Le immagini del devastante terremoto che ha colpito Haiti ci parlano di una sofferenza nuova, che si aggiunge, però, ad una povertà cronica. Haiti è il Paese più povero dell’America Latina – uno degli ultimi dieci Paesi al mondo in base al Rapporto sullo Sviluppo Umano pubblicato nel 2009 – ed è periodicamente provato da calamità naturali e crisi sociali. Dei circa nove milioni di abitanti – su una superficie che è poco più estesa di quella della Sicilia – oltre la metà vive con meno di 1 dollaro al giorno.
Non c’è dubbio che la natura ci possa cogliere impreparati. Così come non c’è dubbio nemmeno che i Paesi e le genti più esposti alla furia imprevedibile degli eventi, nelle aree equatoriali ed in quelle a più forte rischio sismico del pianeta, siano anche quelli più poveri. Ma proprio questo ci impone alcune riflessioni.
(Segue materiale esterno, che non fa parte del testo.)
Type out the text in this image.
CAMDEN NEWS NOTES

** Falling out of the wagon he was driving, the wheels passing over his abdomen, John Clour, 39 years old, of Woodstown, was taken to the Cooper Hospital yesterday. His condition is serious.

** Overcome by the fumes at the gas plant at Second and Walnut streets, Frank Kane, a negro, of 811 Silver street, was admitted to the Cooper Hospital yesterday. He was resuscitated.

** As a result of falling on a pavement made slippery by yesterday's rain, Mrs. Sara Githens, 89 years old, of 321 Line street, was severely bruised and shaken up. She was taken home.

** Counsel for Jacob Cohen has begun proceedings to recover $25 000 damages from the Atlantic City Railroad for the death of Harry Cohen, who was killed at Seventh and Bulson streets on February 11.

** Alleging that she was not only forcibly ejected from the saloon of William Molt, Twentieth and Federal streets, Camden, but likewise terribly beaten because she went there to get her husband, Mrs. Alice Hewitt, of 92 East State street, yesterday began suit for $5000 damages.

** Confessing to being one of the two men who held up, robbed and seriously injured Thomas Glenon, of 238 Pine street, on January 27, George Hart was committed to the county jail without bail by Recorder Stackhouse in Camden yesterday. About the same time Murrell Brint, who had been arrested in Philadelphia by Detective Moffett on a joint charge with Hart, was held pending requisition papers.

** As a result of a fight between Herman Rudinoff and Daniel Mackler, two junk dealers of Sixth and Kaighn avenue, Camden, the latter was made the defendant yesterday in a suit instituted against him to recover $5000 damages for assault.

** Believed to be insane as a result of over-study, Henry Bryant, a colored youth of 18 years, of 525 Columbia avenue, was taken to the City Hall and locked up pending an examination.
Primo: il fatto che nulla o pochissimo si faccia a favore di queste persone è una delle prove più gravi di quanto ancora si sia lontani da una governance del mondo in fatto di tutela dei diritti umani.
Secondo: è chiaro che né la povertà, né l’ignoranza siano un prodotto della “natura” e tanto meno della “fatalità”. Quelli che chiamiamo “Paesi poveri” sono quasi sempre Paesi “impoveriti, derubati”. Sono terre magari esposte alla rabbia dei venti, dei vulcani e degli oceani, ma il cui suolo (e/o sottosuolo) rigurgita letteralmente di ricchezze coordinate, sfruttate e drenate da multinazionali o aziende che stanno fuori, alla larga dal Paese. All’interno di esso non vi è quasi alcuna ricaduta, sotto forma di proventi socialmente gestibili, per garantire dignità e sicurezza. Quel che colpisce di più, in questi Paesi, non è la miseria, ma la vertiginosa ingiustizia della distribuzione della ricchezza. E nell’ingiustizia non c’è niente di inevitabile e di naturale.